Simon Trottier and Olivier Fairfield (of Timber Timbre) joined forces for the release of their side-project Last Ex, a set of recordings born from the abandonment of a film soundtrack the band members were composing. With some extra tinkering here and there, Trottier and Fairfield managed to push forward one of the most interesting released of this year, a post-rock album experience that echoes the early days of Do Make Say Think and Tortoise. There’s a lot happening, a lot of emotion and energy and a lot of scope being offered by the band who push forward idea after idea.
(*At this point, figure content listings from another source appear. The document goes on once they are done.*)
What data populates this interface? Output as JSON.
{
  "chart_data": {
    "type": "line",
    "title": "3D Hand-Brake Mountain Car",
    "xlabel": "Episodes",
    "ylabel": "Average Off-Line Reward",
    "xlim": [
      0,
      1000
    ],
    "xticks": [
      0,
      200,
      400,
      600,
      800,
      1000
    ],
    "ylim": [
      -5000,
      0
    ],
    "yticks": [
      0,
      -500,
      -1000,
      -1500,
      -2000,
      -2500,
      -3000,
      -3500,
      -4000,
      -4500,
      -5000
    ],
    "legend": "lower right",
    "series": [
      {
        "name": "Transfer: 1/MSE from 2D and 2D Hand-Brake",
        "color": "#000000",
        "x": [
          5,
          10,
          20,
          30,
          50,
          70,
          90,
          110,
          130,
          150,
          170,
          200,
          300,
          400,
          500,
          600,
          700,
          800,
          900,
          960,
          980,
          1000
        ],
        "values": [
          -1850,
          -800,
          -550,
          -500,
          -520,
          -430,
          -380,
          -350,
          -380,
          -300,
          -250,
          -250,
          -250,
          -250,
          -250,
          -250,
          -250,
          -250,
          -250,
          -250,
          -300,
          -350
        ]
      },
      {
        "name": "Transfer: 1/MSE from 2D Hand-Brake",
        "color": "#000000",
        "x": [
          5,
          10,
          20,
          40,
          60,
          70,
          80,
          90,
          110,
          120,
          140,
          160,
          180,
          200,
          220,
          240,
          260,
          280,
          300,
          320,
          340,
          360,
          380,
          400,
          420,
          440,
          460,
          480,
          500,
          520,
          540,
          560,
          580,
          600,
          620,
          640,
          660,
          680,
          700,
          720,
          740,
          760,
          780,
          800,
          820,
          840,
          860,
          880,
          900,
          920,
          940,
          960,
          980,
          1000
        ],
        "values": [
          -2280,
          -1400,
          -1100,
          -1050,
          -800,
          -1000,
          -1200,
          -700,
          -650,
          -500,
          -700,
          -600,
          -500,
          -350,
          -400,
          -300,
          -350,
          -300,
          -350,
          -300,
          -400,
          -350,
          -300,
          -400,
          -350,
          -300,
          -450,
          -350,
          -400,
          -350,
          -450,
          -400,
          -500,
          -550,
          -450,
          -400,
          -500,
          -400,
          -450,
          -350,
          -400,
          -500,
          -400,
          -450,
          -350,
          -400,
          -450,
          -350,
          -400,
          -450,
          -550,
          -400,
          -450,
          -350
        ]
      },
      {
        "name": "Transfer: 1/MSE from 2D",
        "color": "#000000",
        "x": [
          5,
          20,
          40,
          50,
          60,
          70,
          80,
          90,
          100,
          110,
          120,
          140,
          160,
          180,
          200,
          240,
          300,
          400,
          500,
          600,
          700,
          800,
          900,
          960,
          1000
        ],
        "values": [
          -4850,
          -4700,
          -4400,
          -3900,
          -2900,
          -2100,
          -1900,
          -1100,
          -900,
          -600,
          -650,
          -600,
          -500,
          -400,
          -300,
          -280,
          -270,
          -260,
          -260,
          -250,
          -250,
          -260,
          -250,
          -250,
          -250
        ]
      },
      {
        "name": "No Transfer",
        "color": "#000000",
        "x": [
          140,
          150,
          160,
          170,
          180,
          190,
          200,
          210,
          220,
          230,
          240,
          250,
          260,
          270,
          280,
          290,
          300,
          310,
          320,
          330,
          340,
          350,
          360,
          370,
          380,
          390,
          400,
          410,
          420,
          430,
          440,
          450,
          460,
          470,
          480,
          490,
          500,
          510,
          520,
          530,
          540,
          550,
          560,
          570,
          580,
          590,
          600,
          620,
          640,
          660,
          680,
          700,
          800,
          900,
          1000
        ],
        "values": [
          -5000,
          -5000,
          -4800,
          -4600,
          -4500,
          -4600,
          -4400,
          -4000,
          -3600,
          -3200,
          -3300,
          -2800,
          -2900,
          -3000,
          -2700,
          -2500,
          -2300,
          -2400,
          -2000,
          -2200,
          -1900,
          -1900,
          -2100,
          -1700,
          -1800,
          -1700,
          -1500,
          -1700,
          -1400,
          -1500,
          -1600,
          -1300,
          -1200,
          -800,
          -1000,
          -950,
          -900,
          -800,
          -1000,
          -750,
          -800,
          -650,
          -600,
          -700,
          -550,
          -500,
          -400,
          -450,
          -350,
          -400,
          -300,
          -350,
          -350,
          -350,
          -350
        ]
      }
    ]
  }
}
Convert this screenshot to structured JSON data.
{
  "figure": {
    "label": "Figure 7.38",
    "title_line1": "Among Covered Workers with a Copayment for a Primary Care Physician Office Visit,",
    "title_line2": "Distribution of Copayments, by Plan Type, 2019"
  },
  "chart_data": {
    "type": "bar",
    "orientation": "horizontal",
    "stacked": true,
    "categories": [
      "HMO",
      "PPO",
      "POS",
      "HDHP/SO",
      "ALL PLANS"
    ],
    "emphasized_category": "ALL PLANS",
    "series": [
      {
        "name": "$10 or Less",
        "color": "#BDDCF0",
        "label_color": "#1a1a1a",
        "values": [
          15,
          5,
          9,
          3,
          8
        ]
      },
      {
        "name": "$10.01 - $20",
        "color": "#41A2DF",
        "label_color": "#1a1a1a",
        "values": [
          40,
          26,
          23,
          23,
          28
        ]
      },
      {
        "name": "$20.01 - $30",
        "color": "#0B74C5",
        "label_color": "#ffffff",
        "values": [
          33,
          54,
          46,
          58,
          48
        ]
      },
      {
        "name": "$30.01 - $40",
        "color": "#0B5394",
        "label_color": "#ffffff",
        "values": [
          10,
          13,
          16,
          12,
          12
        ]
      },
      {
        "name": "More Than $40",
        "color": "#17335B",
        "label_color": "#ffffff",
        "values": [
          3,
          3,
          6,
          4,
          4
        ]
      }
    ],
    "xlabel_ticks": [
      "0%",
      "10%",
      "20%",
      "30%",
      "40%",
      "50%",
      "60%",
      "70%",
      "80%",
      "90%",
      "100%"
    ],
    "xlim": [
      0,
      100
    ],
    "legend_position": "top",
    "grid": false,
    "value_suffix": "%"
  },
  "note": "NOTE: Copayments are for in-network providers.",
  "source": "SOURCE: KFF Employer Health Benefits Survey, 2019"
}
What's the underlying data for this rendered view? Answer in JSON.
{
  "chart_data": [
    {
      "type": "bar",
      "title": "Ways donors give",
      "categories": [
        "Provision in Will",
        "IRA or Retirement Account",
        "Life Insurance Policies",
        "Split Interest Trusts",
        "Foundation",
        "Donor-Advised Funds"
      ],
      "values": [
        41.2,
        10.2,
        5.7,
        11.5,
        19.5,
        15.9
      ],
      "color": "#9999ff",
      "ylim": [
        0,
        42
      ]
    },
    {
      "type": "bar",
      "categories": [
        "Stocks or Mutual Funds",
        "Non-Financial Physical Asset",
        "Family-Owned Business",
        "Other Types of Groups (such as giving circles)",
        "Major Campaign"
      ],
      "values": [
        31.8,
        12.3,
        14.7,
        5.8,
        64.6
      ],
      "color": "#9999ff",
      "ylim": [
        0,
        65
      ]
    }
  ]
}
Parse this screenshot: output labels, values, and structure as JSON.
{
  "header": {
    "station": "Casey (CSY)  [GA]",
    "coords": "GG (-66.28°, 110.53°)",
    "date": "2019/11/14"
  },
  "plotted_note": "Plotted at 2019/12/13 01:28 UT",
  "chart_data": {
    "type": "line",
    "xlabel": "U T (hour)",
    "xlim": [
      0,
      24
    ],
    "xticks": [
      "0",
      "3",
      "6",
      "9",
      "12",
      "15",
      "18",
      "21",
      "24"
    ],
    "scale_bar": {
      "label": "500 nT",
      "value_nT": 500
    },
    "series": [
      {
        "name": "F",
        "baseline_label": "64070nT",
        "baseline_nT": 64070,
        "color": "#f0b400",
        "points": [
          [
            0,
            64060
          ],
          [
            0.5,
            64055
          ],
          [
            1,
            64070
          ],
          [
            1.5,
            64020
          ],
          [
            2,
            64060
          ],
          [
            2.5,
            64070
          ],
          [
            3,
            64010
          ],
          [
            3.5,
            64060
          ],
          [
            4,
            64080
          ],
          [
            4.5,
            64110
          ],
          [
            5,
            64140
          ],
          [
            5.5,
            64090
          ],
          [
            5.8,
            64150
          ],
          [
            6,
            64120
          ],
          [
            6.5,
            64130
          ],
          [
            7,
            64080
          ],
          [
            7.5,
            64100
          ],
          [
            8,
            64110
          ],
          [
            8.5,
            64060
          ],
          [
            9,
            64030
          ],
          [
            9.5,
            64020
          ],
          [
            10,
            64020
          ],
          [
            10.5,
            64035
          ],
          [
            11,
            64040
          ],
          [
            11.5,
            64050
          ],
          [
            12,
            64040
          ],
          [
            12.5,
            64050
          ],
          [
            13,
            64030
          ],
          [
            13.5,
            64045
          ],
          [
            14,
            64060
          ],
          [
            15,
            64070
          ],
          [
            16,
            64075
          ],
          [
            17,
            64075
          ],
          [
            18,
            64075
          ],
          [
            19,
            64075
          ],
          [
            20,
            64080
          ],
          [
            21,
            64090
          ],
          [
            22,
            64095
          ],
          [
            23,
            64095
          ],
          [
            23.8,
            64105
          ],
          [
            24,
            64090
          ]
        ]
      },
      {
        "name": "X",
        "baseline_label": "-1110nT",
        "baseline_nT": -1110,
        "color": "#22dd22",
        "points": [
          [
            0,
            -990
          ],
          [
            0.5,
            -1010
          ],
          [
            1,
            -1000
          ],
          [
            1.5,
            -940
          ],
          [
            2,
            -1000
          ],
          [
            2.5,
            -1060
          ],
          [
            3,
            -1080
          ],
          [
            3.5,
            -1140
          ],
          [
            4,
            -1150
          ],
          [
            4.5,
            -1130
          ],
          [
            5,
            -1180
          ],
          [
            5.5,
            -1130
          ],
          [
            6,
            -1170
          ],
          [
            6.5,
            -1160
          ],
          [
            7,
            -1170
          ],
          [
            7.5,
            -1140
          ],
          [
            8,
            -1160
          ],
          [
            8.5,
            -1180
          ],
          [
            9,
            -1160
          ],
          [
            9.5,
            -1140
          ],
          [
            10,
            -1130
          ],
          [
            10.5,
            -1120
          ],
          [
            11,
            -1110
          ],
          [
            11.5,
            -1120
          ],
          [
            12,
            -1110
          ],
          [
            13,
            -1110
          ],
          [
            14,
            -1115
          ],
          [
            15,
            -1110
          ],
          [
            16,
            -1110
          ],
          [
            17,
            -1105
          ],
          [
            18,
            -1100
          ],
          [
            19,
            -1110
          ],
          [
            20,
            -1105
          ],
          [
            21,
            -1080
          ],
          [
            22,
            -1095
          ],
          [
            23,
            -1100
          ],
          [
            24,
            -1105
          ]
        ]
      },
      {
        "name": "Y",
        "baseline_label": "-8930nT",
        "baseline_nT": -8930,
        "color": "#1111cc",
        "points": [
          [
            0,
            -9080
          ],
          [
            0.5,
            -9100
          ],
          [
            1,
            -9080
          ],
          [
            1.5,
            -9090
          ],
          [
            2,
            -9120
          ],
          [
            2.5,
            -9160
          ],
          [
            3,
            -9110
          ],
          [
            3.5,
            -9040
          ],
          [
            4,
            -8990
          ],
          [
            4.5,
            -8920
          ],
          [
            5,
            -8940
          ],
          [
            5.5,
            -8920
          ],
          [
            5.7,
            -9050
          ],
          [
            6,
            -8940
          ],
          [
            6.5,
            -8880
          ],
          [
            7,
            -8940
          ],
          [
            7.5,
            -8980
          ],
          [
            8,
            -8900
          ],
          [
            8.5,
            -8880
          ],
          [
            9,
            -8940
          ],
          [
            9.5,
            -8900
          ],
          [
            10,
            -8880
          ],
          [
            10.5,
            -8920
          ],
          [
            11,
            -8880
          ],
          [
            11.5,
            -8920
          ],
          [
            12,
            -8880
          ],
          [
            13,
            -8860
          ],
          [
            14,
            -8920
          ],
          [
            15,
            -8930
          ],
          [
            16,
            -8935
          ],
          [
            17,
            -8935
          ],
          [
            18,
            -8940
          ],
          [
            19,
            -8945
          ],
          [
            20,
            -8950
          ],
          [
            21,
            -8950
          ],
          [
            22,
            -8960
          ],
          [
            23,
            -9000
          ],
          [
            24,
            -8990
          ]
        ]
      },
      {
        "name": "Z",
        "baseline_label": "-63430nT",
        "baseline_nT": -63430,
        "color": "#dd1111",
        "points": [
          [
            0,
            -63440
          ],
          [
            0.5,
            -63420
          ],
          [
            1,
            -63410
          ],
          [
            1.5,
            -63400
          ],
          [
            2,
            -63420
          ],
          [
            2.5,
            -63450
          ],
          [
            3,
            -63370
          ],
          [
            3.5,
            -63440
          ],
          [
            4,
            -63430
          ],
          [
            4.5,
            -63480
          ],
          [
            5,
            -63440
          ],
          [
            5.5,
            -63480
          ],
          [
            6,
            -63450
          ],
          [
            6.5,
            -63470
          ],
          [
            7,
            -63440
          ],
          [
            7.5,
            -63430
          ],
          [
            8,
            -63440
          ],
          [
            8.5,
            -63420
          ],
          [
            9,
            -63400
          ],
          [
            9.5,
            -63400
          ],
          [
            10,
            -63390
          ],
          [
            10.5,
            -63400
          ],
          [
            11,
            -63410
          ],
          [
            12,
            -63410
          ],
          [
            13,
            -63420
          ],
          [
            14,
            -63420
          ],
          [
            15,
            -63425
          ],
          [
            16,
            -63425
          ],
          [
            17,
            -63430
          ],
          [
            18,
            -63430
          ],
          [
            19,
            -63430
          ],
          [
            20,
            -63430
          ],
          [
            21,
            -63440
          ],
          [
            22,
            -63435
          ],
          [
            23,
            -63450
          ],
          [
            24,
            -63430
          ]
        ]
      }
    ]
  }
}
For the most part, the album itself is rather unsettling, featuring musical motifs that could easily send chills down the spines of listeners. There’s much more at play here rather than the album being the recycled material of the band members, but instead an album experience that has been clearly envisioned, without coming across as so. It’s incredibly creative and enjoyable to those who enjoy the more classical (or what could be deemed as classical) side of post-rock music. It’s effects are rather subtle, but there’s a lot of evidence of greatness being demonstrated.

1: Syro – Aphex Twin

Richard D James’ albums have always had a highly experimental and slightly inaccessible element to them, though there’s always been clear evidence of extraordinary talent. Following up some incredibly impressive albums after many years on hiatus is no easy feat, though Richard D James’ latest album effort under the Aphex Twin moniker ‘Syro’ does exactly that, coming across as one of the musician’s most enjoyable album efforts to date. There’s a wonderful mixture of new methods and ideas, many of which have been combined with some of James’ old and more classic methods of composition. ‘Syro’ can at times bombard and confound, though there’s an incredible amount being offered up, which certainly makes up for the many long years of inactivity. ‘Syro’ comes across as its own entity deserving of its own attention and praise, with the wonderful grooves and motifs of the music coming through in fantastic style. Definitely a pleasing record with many memorable and outstanding tracks that hopefully signal the beginning of much, much more to come.